My rather strident opinions about urban planning had until now not been based on much besides adolescent discontent and a vague uncertainty as to why we built our cities to require driving around expensive death traps. Marshall agrees with me all the way in political and sociological terms, but brings in things that I'd never considered: the idea that cities can't depend on service industries alone, that they need to export something to be viable cities, the idea that urban storefronts need 10,000 families within walking distance to generate enough income to stay afloat, the idea that the government ends up subsidising transportation whether it subsidizes retail or mass transit. The idea that cars require so much storage space that if we want walkable cities, we have to get rid of our cars. And at the end, Marshall ties it all together: we relentlessly want to pay less and get more, we want individual prosperity at the expense of community health, and we pay for it not just in our cities but in our quality of life as a whole.

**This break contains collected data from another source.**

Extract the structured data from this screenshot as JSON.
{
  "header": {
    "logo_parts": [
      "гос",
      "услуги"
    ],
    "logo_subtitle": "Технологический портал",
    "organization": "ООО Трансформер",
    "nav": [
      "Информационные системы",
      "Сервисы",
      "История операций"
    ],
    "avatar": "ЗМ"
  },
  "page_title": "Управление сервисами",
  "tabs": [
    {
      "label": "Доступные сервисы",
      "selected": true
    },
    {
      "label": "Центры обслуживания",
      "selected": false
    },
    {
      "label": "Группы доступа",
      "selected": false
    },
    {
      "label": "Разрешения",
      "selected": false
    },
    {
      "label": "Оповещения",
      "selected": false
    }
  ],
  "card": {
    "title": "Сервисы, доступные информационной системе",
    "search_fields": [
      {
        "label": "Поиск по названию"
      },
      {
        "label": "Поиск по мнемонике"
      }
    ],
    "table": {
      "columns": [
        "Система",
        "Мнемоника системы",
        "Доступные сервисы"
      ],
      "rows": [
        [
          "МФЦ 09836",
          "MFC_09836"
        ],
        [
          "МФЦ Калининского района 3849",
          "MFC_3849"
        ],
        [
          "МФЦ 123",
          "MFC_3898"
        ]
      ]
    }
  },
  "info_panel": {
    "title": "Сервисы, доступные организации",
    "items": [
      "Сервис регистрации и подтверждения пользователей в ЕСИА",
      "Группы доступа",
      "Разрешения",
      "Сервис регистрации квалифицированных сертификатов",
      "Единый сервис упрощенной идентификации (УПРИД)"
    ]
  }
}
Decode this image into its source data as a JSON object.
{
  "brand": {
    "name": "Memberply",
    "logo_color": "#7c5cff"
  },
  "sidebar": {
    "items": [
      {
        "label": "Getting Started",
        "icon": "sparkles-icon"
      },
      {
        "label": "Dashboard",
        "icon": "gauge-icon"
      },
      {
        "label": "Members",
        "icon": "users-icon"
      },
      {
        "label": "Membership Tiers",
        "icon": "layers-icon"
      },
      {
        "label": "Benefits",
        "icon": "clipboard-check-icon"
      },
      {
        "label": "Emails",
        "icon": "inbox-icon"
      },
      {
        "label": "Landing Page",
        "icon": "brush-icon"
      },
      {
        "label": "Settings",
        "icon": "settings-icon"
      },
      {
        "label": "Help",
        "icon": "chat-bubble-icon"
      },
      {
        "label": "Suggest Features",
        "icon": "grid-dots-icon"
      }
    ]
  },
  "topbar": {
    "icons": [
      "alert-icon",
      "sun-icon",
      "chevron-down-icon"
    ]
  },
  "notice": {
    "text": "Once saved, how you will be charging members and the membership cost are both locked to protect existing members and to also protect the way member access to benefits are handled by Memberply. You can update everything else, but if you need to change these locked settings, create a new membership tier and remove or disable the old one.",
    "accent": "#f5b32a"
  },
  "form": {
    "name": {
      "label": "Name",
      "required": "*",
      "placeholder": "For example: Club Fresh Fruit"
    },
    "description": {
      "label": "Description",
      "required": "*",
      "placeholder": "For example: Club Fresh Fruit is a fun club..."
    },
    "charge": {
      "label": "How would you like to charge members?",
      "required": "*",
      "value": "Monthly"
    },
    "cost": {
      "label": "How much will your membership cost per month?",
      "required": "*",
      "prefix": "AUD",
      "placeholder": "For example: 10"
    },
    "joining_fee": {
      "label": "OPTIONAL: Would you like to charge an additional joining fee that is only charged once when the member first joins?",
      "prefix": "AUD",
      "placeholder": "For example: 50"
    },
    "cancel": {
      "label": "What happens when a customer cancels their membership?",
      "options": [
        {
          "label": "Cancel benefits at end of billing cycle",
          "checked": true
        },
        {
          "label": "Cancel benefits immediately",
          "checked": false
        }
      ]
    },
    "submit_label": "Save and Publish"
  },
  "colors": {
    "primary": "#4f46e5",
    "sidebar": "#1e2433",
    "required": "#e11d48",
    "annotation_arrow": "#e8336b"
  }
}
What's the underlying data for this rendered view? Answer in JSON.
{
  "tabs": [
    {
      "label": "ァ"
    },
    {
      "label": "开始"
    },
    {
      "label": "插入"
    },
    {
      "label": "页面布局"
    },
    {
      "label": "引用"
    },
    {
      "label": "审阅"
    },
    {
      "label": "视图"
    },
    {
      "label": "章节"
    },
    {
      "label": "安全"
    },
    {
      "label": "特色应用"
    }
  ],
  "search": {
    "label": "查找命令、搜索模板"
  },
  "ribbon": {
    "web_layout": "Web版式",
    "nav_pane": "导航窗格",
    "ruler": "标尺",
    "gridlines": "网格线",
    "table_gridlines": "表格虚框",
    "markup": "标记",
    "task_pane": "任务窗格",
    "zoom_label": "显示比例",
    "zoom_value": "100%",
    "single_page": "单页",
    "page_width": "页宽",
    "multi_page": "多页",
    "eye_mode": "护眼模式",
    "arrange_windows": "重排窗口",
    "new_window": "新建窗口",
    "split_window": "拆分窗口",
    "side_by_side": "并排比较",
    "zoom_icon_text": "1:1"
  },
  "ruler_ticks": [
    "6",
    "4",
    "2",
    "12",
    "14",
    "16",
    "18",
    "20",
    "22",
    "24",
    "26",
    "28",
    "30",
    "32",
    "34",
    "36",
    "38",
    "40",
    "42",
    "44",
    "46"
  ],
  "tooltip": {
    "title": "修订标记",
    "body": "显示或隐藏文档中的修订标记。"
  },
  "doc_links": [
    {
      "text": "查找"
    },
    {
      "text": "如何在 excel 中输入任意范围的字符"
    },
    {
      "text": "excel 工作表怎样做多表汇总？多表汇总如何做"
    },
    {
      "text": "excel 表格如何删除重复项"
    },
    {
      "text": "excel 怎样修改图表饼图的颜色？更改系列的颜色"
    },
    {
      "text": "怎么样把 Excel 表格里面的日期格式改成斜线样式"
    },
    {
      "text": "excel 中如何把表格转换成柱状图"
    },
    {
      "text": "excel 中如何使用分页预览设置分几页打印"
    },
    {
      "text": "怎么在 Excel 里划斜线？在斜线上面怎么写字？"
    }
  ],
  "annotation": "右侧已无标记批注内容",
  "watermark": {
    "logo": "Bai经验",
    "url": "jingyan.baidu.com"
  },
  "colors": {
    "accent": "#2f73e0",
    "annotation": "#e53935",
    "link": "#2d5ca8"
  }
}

For me, this is preaching to the choir--I don't know how persuasive it would be to those who like things fine the way they are. But it's not just polemic; it's very savvy journalism that explains tradeoffs, compromises, advantages and disadvantages, and Marshall goes out of his way to make this a book that says more than "Ugh, suburbs." You probably don't care as much about urban planning as I do, but the 8th chapter, on the idea of community, is fantastic and well worth reading for anyone.
*As of right now, the server's down, but one hopes it'll come back.